Data storage company Seagate started its new U.S. government-focused business with the goal to help federal agencies establish and carry out their roadmaps for the adoption of technologies and new methods to store increasing volumes of data, unit leaders have told ExecutiveBiz.
Seagate unveiled the business in November and said the unit will also focus on work with agencies on high-performance computing initiatives and security of workflows.
The Seagate Government Solutions business functions as a subsidiary of the parent company that bases its global headquarters in Dublin, Ireland with the central U.S. operations hub in Cupertino, Calif.
Deb Oliver, who will lead the subsidiary as president, described in a briefing to ExecutiveBiz the business’ short-term strategy as seeking to make agencies aware of what Seagate offers in its product portfolio and understand government requirements in big data storage and management.

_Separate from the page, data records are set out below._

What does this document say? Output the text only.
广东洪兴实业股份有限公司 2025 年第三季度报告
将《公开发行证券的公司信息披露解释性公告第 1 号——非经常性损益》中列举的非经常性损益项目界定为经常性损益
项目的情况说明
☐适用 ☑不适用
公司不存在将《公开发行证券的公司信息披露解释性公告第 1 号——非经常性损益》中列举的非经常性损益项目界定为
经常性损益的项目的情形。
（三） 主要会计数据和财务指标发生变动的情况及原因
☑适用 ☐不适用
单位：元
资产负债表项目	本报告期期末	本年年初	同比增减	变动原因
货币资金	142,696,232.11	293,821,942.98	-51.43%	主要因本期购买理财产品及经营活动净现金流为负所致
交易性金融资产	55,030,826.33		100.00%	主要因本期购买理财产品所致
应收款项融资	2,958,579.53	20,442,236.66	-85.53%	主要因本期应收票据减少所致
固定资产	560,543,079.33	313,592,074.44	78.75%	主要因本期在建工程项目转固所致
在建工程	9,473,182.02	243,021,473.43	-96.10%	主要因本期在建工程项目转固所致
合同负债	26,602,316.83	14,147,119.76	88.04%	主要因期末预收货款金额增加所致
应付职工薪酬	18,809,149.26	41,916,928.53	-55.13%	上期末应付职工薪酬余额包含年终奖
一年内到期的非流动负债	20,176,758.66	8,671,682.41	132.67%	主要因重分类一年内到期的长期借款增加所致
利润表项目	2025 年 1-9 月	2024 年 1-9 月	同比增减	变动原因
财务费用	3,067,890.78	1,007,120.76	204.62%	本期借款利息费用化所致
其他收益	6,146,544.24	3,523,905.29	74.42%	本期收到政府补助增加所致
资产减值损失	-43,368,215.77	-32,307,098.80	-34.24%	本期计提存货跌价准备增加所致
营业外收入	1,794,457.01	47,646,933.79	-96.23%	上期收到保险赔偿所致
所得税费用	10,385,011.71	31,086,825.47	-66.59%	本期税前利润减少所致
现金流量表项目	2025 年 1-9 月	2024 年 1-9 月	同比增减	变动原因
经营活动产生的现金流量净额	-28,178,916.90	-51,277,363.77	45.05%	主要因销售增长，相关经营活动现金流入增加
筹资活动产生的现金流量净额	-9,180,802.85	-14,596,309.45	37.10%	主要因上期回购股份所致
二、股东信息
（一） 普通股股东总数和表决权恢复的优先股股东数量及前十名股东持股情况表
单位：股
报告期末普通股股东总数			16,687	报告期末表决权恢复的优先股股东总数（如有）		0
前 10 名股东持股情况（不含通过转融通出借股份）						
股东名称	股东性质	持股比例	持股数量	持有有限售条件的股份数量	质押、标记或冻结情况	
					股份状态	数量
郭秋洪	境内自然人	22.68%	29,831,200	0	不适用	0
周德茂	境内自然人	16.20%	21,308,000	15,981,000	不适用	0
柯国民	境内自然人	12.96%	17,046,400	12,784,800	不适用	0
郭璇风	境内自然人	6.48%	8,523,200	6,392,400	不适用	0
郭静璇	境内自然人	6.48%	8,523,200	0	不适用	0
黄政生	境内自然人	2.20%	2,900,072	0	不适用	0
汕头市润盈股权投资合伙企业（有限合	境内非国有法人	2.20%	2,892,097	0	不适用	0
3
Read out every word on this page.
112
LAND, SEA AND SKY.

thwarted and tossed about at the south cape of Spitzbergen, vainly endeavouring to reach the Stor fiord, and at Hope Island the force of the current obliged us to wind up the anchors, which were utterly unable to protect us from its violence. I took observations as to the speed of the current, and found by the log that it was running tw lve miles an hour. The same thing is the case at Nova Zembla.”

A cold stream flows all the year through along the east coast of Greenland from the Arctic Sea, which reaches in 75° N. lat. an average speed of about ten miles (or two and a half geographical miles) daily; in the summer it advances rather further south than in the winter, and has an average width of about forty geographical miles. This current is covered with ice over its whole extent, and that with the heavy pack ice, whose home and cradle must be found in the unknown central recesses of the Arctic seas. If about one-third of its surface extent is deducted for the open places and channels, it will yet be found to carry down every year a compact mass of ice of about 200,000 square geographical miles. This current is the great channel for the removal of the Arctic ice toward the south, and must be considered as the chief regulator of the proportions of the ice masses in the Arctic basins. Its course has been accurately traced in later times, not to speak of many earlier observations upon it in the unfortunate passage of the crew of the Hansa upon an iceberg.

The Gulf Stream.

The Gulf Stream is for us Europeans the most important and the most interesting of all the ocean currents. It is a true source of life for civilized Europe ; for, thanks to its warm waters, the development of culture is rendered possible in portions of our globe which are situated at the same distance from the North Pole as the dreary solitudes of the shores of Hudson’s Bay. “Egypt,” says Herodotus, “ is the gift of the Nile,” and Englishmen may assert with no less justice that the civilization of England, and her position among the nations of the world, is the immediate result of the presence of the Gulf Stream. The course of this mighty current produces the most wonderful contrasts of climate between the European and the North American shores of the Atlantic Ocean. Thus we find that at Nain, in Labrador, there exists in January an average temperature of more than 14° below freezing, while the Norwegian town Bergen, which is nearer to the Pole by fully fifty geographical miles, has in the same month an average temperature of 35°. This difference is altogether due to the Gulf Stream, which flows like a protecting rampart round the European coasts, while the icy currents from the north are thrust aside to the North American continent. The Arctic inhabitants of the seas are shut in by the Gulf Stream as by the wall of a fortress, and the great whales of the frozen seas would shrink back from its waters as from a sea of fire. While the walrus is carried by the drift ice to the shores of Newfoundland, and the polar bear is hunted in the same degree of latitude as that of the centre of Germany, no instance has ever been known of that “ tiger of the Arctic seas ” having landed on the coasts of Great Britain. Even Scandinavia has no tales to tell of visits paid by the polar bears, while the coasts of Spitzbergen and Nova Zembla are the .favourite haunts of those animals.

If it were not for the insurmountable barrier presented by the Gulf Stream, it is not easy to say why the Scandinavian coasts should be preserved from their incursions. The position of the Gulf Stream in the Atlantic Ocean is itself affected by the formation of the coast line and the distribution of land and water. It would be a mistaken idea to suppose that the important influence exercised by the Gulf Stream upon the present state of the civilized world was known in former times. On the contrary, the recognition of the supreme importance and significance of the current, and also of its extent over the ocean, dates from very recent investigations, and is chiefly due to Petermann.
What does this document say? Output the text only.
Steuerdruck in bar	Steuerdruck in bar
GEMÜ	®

One component of that portfolio is Seagate’s ClusterStor product the company built to give users with different classifications access to a single-server storage environment and Oliver said the company will offer a version of the platform with a secure data appliance.
“The key parts of helping government through big data are the total cost of ownership and solving the end-to-end problem relative to ingest, access and the security domain,” Oliver said.
“We’re seeking to address the challenging aspects of multi-level security many agencies are facing.”
The high-performance computing arena has shifted away from a strict modeling-and-simulation model to one with data fusion as the focus, Chief Technology Officer Henry Newman said.
“Agencies are trying to create new information with that data and from disparate sources,” Newman said.
Sales Vice President Mike Moritzkat said defense agencies in particular are using their technical computing platforms to do the same type of work that HPC technologies do.
“The HPC world is starting to demand the features, functions and reliability of what the enterprise did previously.”